Let $\operatorname{Si}(x)=\int^{x}_{0}\frac{\sin(t)}{t}dt$. Show that $\operatorname{Si}(\pi)>\frac{\pi}{2}$, using the hints $\pi>3$ and $\pi^{2}<10$.
My ideas:
Writing $\frac{sin(t)}{t}$ as a Taylor series (about $0$) we have:
$$T_{n,0}(x)=\sum^{n}_{k=0}(-1)^{k}\frac{\pi^{2k}}{(2k+1)!}$$
Then integrating the Taylor series (about $0$) of $\frac{\sin(t)}{t}$ we find:
$$T_{n,0}(x)=\sum^{n}_{k=0}(-1)^{k}\frac{\pi^{2k+1}}{(2k+1)(2k+1)!}$$
And evaluated at $\pi$ and $0$, in order to get $\operatorname{Si}(x)$, we find:
$$\sum^{n}_{k=0}(-1)^{k}\frac{x^{2k+1}}{(2k+1)(2k+1)!}\bigg\rvert^{\pi}_{0}=\sum^{n}_{k=0}(-1)^{k}\frac{\pi^{2k+1}}{(2k+1)(2k+1)!}$$
In order to use the hints I expanded the series:
$$\sum^{n}_{k=0}(-1)^{k}\frac{\pi^{2k+1}}{(2k+1)(2k+1)!}= \pi-\frac{\pi^{3}}{3\times3!}+\frac{\pi^{5}}{5\times5!}-\frac{\pi^{7}}{7\times7!}+\sum^{n}_{k=4}(-1)^{k}\frac{\pi^{2k+1}}{(2k+1)(2k+1)!}$$
and $\frac{\pi^{2k+1}}{(2k+1)(2k+1)!}$ is monotone decreasing on $k>3$ so all I need to show is $$\pi-\frac{\pi^{3}}{3\times3!}+\frac{\pi^{5}}{5\times5!}-\frac{\pi^{7}}{7\times7!}>\frac{\pi}{2}$$
And using the hints above:
$$\pi-\frac{\pi^{3}}{3\times3!}+\frac{\pi^{5}}{5\times5!}-\frac{\pi^{7}}{7\times7!} > 3-\frac{10\pi}{3\times3!}+\frac{3^{5}}{5\times5!}-\frac{10^{3}\pi}{7\times7!}>4-\frac{\pi}{2}>\sqrt{10}-\frac{\pi}{2}>\sqrt{\pi^{2}}-\frac{\pi}{2}=\pi-\frac{\pi}{2}=\frac{\pi}{2}$$
I believe that my proof although correct is not elegant enough, particularly when using $\sqrt{10}<4$
Any better alternatives, while still using the same hints?

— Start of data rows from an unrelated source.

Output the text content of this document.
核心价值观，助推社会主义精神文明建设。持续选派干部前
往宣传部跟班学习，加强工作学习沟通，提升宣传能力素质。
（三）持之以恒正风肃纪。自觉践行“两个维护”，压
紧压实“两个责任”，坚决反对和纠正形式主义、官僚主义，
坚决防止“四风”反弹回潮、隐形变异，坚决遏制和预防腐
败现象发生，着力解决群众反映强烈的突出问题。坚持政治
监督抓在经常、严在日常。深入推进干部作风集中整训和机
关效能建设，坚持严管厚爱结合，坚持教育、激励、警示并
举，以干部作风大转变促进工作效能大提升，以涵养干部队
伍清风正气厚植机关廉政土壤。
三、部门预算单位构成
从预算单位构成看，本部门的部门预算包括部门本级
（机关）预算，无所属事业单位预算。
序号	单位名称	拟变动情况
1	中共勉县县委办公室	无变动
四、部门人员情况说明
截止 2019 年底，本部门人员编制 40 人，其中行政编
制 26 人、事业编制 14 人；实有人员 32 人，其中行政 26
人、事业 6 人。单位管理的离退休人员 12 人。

Note that $\frac{\sin(x)}{x}\ge (1-x/\pi)$ for $x\in [0,\pi]$. Therefore, we can write
$$\begin{align} \int_0^\pi \frac{\sin(x)}{x}\,dx&\ge \int_0^\pi (1-x/\pi)\,dx\\\\ &=\pi-\frac12\pi\\\\ &=\frac\pi2 \end{align}$$
as was to be shown!
NOTE:
To show that $\displaystyle \frac{\sin(x)}{x}\ge (1-x/\pi)$ for $\displaystyle x\in [0,\pi]$, it is sufficient to show that the function $\displaystyle f(x)$, given by $\displaystyle f(x)=\sin(x)-x+\frac1\pi x^2$ is non-negative for $\displaystyle x\in [0,\pi/2]$.
We have the following:
$$\begin{align} f'(x)&=\cos(x)-1+\frac2\pi x\\\\ f''(x)&=-\sin(x)+\frac2\pi\\\\ f'''(x)&=-\cos(x) \end{align}$$
For $\displaystyle x\in[0,\pi/2]$, $\displaystyle f'''(x)\le 0$ (i.e., $\displaystyle f'(x)$ is concave).
Inasmuch as $\displaystyle f'(0)=f'(\pi/2)=0$, then $\displaystyle f'(x)\ge 0$ on $\displaystyle [0,\pi/2]$.
And since $\displaystyle f(0)=0$ and $\displaystyle f'(x)\ge 0$ on $\displaystyle [0,\pi/2]$, we see that $\displaystyle f(x)\ge 0$ on $\displaystyle [0,\pi/2]$.